Even amid this welter of perfection, however, mistakes occurred and eyes were turned to the skies in search of some sort of explanation. None was forthcoming, of course, for there isn't one. It's just that
perfection needs a blemish here and there t
o set it off and if a golfer happens to be chosen to provide the blemish then that's his or her bad luck.

Life isn't supposed to be a bed or roses – and careful observers will have noted that it isn't. When all is too smooth, credibility is lost. I recently watched a film starring Arnold Schwarzenegger in which the governor of California kills everybody except the wine waiter, and reflected on how far removed from reality the whole business had been. Entertaining enough, of course, but it doesn't happen like that.

When someone is punched on the nose it hurts. The eyes tend to water and a general feeling of misery sets in. Arnie was punched regularly, was shot at least once and was slashed by knives, but none of this seemed to faze him. With one arm out of action, he defeated the top baddie and emerged with his teeth gleaming and the merest droplet of tastefully applied blood adhering to parts of his person where it wouldn't mar the symmetry of the body beautiful. It's nice work if you can get it, but you rarely can.

Apart from Westwood, who appeared to be moving along a predestined path exclusively his own, the rest of the Dubai field stumbled from time to time, but their misfortunes, major or minor, merely underlined the general excellence of the golf being played. The tournament was a reminder of the staggering standards of golf at the top level. It isn't an easy game at any level, but somehow those at the top manage to make it look as if it is.

Great golf has always been admired and wondered at by those who are not particularly blessed in that department and it didn't come in with steel-headed clubs and orbiting golf balls. I was intrigued the other day, when given a slim volume, Golfers' Gallery, written by Frank Moran, the late, distinguished Golf Representative of The Scotsman. Let it be noted that they were representatives in those days, not just buckshee correspondents.

Recalling the exploits of JH Taylor, the sturdy Devon man who, in company with Harry Vardon and James Braid, formed golf's Great Triumvirate, Moran writes of the last of Taylor's five Open wins when the championship was played at Hoylake in 1913 in conditions which appear to have ranged from testing to impossible. Taylor was renowned for his ability to cope with bad weather, but even he was taxed on this occasion and the fact that he regarded his 77 in the third round as his greatest performance speaks volumes about what the weather must have been like.

Suffice it to say, he required three of his best shots with wood to get up at the first, but he stuck to his task and at the 17th, where the wind was at its most testing, struck a shot which has passed into championship lore. One of Taylor's great strengths was his play with the cleek, described by Moran as "storm proof," and he employed this expertise at the 17th where his second shot, fired into the teeth of the gale, was reported never to have risen higher than two yards from the ground in the course of its flight before finishing four yards from the pin.
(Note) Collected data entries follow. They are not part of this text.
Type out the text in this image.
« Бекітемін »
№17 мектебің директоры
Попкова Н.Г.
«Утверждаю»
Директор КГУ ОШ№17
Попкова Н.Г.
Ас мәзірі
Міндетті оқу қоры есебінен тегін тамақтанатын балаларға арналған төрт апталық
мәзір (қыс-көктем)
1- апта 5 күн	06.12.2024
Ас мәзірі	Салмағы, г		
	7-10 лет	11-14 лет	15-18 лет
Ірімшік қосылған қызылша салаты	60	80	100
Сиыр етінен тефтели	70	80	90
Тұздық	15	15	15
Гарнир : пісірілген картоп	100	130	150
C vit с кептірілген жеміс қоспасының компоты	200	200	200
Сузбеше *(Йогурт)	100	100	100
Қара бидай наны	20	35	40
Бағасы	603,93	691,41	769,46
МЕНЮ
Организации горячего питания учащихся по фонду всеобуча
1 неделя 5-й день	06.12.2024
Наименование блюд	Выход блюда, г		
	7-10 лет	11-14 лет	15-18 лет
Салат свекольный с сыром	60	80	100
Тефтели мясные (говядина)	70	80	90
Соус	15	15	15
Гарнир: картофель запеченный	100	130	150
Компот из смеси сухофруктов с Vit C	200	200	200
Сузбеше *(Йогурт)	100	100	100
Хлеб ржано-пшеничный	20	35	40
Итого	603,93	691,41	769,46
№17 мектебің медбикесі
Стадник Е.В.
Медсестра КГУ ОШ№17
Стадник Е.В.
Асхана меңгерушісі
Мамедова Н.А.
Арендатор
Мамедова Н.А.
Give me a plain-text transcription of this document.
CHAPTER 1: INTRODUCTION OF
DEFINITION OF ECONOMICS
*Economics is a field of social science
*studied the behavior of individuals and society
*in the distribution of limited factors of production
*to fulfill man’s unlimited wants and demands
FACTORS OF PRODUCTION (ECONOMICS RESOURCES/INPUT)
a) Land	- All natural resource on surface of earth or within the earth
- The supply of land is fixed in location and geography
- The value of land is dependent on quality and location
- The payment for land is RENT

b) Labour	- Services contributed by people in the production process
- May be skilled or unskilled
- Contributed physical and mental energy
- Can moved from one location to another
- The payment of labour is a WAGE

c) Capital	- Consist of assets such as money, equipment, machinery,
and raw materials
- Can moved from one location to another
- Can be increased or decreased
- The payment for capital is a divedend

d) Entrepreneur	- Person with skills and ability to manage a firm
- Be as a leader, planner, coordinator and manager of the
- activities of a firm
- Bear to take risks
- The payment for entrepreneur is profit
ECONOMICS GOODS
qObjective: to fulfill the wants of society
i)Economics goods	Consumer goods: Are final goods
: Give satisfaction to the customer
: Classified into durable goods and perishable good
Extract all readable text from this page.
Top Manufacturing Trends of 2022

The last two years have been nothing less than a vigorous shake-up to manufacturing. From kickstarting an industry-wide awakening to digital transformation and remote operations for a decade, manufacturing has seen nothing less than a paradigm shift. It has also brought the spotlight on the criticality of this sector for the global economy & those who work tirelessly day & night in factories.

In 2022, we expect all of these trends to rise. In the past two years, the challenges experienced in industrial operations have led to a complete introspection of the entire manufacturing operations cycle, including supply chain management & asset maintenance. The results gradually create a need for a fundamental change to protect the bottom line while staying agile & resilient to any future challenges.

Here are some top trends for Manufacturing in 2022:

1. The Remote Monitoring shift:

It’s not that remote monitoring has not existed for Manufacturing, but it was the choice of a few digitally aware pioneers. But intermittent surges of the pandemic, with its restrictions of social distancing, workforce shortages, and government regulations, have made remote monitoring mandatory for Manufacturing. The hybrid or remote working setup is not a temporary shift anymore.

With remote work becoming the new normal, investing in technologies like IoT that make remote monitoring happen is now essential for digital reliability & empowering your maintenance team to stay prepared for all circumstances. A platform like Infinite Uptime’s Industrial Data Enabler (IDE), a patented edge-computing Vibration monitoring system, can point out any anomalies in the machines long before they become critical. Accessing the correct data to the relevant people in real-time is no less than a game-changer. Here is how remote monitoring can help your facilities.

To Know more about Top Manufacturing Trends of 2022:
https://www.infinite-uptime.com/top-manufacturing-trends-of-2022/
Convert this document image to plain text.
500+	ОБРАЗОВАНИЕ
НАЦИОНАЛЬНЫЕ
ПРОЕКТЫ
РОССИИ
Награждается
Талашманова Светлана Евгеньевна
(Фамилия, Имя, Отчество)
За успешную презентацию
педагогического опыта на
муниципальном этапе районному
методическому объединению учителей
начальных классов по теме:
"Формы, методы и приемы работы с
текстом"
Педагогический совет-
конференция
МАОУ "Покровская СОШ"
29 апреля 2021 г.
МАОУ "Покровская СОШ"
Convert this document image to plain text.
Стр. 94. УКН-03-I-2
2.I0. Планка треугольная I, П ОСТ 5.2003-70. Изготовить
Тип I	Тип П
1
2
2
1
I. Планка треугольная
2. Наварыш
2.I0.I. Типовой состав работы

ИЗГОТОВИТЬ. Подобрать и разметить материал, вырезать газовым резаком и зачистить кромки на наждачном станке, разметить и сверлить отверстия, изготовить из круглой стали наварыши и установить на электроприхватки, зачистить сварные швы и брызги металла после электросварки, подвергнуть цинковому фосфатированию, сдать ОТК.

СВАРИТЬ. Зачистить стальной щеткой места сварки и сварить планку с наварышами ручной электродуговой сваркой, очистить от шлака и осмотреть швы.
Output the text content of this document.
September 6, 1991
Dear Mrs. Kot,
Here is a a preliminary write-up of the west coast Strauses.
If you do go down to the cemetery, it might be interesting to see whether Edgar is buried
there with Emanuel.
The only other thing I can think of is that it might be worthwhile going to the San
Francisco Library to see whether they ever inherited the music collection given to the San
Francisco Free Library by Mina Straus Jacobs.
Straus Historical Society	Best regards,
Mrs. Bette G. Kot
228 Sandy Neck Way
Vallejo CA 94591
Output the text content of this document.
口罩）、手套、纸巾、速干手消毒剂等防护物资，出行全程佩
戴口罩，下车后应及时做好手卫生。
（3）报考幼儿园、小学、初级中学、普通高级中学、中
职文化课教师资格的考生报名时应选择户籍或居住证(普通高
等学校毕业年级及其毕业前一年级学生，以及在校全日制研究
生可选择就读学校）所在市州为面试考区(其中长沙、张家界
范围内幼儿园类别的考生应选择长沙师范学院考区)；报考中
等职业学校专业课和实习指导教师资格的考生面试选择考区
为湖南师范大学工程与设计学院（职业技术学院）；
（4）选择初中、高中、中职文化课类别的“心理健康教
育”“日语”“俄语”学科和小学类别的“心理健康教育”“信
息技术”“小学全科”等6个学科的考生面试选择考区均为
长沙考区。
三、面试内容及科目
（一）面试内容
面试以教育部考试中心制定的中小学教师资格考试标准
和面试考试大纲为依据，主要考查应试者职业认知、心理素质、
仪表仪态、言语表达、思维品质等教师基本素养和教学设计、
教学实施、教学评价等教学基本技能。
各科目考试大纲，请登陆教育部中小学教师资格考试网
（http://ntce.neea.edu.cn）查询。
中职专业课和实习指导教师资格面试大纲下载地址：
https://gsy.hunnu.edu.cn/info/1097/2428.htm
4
The par 4 was firmly secured.

Another passage from the past which would merit an accolade or two even today, concerns the American amateur, Francis Ouimet, who, at the age of 19, took on and defeated Vardon and his fellow Jerseyman, Ted Ray, in a play-off for the 1913 US Open. Ouimet was to become a fixture in the US Walker Cup team. At a crucial stage in the 1923 match at St Andrews, he met Britain's Roger Wethered, Amateur champion at the time, and found himself two down with three to play.

The last three holes at St Andrews do not appear, at first glance, the sort most likely to succumb readily and Wethered would almost certainly have accepted with gratitude the run of 4-4-4 which he duly reeled off had it been offered to him on the 16th tee. The match, however, was halved, Ouimet having polished off the finish in 3-4-3.

Returning briefly to the cleek front, James Braid was no slouch in that area. Horace Hutchinson, the great English amateur, in a reference to Braid's long-hitting cousin, Douglas Rolland, remarked to the Scot: "You can hit the ball as far as Rolland can." Braid, never one to muck about, replied: "Oh yes, I think I can do that, sir."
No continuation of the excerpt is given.